PYQ: Most of the unemployment in India is structural in nature. Examine the methodology adopted to compute unemployment in the country and suggest improvements. (250 words/15m) (UPSC CSE (M) GS-3 2023)

6. Confusion over implementation of newly enacted criminal laws.

Topic: GS3 – Governance – Government Policies.

UPSC Significance: Understanding challenges in implementing new criminal laws in India reflects the need for systemic improvements and legal clarity for aspirants.
  • The implementation of three new criminal laws in India faces confusion as required infrastructure and police training are lacking, causing delays and uncertainties at police stations and courts nationwide.

 More information on this news:

  • Confusion prevails at police stations and courts after three new criminal laws replace British-era laws in India.
  • Required infrastructure and police training are lacking, delaying effective implementation for several months.
  • Union Home Minister Amit Shah aims to complete infrastructure, software, and training by December 2024 for Union Territories.
  • Simultaneous implementation in States and Union Territories is expected, replacing the Indian Penal Code, Indian Evidence Act, and Code of Criminal Procedure.
  • Existing software for FIR registration under CCTNS needs modification, causing confusion and lack of clarity regarding supplementary chargesheets.


  • The delay and confusion surrounding the implementation of new criminal laws in India highlight the crucial need for infrastructure, software updates, and comprehensive police training to ensure a seamless transition.

7. India, Russia ink ‘key’ pacts related to Kudankulam nuclear power plant.

Topic: GS2 – International Relations, GS3 – Energy Security

India-Russia agreements on Kudankulam enhance nuclear cooperation, critical for energy security and diplomatic ties, impacting UPSC global relations and energy security questions.
  • India and Russia signed significant agreements for the Kudankulam nuclear power plant during External Affairs Minister S. Jaishankar’s visit.
  • The collaboration focuses on the construction of future power-generating units.

Additional information on the news:

  • India and Russia signed crucial agreements related to the construction of future power-generating units at the Kudankulam nuclear power plant.
  • External Affairs Minister S. Jaishankar and Deputy Prime Minister Denis Manturov oversaw the signing during their comprehensive meeting.
  • The Kudankulam nuclear power plant, India’s largest, receives technical assistance from Russia, and the agreements signify further collaboration in the nuclear domain.
  • The plant’s first unit has been operational since February 2016, and it is expected to reach full capacity by 2027.
PYQ: Give an account of the growth and development of nuclear science and technology in India.
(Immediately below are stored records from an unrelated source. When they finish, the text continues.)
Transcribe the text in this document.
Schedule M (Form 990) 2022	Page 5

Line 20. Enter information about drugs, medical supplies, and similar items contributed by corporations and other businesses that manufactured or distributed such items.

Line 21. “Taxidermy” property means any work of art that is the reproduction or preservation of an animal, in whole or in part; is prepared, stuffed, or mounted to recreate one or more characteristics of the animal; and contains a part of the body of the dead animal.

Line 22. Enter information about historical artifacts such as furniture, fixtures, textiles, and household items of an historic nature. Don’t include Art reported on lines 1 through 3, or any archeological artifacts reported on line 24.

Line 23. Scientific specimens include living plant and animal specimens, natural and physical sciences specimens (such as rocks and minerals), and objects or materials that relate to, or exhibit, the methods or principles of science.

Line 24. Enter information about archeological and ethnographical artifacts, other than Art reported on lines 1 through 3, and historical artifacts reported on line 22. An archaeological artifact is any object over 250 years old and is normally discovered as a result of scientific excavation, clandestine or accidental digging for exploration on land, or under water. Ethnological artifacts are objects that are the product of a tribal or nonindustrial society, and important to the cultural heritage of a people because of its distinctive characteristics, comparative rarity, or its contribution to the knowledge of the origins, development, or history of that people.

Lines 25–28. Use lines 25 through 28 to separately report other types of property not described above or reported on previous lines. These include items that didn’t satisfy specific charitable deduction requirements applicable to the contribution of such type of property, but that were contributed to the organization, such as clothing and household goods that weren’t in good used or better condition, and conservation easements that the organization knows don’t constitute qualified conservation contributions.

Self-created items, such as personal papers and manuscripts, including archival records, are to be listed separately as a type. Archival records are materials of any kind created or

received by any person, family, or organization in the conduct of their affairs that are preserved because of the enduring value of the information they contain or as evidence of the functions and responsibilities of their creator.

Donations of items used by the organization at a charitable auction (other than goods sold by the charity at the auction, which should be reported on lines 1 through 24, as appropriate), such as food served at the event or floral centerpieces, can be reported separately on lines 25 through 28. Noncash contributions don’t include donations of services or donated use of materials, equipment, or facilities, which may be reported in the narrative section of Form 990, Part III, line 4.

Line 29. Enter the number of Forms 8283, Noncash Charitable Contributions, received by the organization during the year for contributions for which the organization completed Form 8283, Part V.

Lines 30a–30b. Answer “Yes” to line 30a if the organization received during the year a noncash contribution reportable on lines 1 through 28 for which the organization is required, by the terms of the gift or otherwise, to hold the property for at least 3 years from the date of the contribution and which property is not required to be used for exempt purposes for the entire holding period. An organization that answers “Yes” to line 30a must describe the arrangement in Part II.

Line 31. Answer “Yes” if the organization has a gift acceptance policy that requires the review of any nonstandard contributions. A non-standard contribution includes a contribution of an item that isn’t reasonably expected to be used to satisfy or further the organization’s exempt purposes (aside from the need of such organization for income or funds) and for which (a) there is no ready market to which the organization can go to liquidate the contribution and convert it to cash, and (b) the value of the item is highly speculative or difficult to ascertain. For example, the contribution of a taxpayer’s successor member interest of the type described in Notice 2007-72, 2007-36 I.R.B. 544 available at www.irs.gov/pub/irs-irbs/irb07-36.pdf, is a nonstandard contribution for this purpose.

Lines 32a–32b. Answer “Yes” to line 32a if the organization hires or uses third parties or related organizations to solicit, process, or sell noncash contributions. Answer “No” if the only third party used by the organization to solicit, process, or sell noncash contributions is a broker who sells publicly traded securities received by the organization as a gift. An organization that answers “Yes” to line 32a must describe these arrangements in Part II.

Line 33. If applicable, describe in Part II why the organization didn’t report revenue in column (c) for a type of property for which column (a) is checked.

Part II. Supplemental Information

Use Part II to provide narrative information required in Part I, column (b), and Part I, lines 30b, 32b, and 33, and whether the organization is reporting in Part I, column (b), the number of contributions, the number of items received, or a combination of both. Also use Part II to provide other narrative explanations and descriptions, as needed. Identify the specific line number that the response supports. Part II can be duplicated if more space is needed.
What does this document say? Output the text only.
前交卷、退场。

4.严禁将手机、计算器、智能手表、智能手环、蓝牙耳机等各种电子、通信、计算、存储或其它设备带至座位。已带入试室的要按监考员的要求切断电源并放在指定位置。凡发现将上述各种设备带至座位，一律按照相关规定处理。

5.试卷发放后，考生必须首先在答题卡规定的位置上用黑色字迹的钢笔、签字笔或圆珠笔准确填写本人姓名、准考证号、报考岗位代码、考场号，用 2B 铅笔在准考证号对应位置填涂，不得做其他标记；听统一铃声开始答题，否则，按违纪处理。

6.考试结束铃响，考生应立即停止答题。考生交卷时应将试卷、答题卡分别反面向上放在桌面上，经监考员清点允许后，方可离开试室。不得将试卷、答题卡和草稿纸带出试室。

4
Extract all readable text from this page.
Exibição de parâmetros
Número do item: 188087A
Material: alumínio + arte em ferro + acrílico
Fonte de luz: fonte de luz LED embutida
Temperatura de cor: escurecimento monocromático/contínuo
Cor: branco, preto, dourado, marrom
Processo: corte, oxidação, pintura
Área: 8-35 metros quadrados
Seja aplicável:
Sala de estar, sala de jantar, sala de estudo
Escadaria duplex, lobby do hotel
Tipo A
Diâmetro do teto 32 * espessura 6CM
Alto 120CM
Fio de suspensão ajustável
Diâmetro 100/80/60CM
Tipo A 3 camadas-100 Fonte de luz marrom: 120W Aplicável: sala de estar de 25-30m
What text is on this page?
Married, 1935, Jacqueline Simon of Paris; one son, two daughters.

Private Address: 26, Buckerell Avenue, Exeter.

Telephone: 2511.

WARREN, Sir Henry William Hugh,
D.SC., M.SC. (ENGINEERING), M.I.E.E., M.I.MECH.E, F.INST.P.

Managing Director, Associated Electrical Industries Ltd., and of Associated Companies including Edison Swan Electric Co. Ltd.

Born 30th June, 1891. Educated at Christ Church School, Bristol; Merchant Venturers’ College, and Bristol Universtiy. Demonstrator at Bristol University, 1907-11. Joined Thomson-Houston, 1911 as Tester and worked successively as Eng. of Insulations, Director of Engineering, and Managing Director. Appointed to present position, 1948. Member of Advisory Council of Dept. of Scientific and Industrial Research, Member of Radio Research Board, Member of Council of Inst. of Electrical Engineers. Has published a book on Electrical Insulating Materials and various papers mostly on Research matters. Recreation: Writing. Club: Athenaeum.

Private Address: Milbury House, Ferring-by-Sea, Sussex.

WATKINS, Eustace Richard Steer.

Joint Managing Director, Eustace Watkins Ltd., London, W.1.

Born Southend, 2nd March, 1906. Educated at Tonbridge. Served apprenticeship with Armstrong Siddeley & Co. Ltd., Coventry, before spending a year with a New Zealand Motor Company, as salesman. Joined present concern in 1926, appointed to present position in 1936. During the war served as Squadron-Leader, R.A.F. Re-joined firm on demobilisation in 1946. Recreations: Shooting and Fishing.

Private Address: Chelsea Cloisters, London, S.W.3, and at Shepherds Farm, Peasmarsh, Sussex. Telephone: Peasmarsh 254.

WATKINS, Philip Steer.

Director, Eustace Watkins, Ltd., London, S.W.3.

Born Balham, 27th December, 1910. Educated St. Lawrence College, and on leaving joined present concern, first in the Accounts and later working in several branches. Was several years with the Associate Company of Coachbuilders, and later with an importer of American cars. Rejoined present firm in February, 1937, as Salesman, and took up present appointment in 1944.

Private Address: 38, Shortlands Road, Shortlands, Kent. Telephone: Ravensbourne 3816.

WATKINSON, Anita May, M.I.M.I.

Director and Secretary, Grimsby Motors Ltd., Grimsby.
What is the advantage of fast breeder reactor programme in India? (250 words/15m) (UPSC CSE (M) GS-3 2017)

8. Renewable energy investments to surge 83% to $16.5 billion in 2024

Topic: GS3 – Energy – Renewable Energy

Critical for UPSC: India’s push for $16.5 billion renewable energy investments aligns with ambitious 500 GW target by 2030, crucial for sustainability.
  • India aims for an 83% increase in renewable energy investments to $16.5 billion in 2024, aligning with the target of 500 GW renewable energy by 2030 and reducing carbon emissions.

Additional information on the news:

  • India to witness over 83% increase in renewable energy (RE) investments to $16.5 billion in 2024.
  • Aligned with the goal of achieving 500 GW of renewable energy by 2030.
  • Focus on reducing carbon emissions and transitioning to non-fossil fuel power generation.
  • Anticipated 25 GW of renewable energy capacity addition in 2024, higher than the 13.5 GW in 2023.
  • Emphasis on green hydrogen to reduce reliance on fossil fuels, particularly diesel.
  • Union Cabinet approved the National Green Hydrogen Mission with a ₹19,744 crore outlay in January.
PYQ: Do you think India will meet 50 percent of its energy needs from renewable energy by 2030? Justify your answer. How will the shift of subsidies from fossil fuels to renewables help achieve the above objective? Explain.